The surgical skill scoring system is built using AI algorithms from a large data set, which includes expert surgeons' performance metrics. Hence this will clearly help surgeons and residents to self-assess and indicate them as to when they have acquired appropriate and adequate skills to perform laparoscopic cholecystectomy on patients.


  • Equipment: Smartphone / iPad or Tablet
  • Skills: Basic Surgical Skills
  • Knowledge: Basic knowledge about Gall Bladder Pathology and Cholecystectomy

Intended Users

Our potential users come from diverse backgrounds; they could either belong to the most modern medical colleges, graduating out of the most well-equipped hospitals or from the most ill-equipped hospitals, or even from remote areas where they might have never been exposed to Laparoscopic surgeries.

Moreover, the entire team of surgeons, technicians, and nurses may not be exposed to most of the modern techniques that are being utilized in the west and the developed world.
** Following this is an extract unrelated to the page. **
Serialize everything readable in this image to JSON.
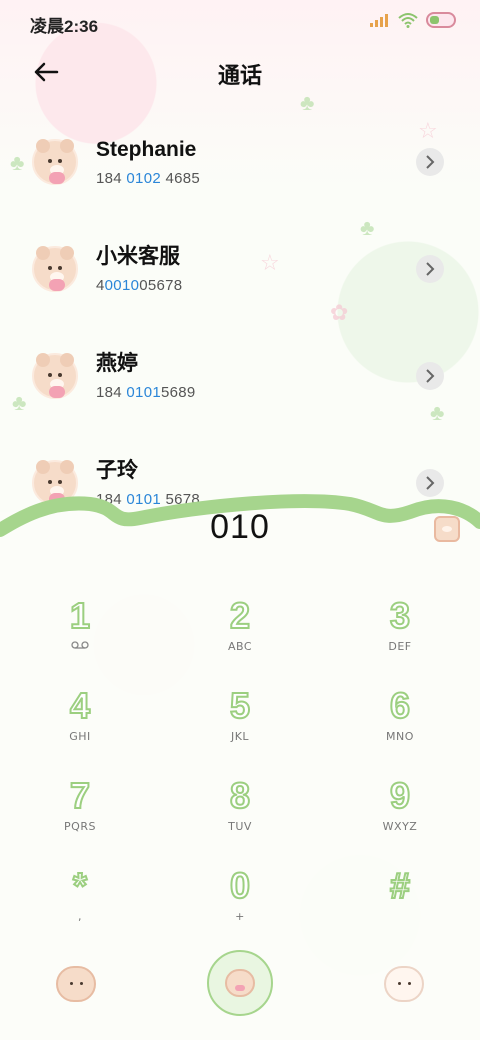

Their time and energy would be exhausted from their daily routine and hence, they would not be able to go to remote places to learn new skills that are required to perform Laparoscopy.

There still exist surgeons who have been doing traditional surgery because of various reasons like unavailability, unaffordability, and lacking adequate knowledge and skills. The need of the hour is to train surgeons in these remote areas as well as developing countries to acquire the latest knowledge and skills required to perform laparoscopic surgeries that would help reduce their patients' suffering, when compared to the traditional surgical approach.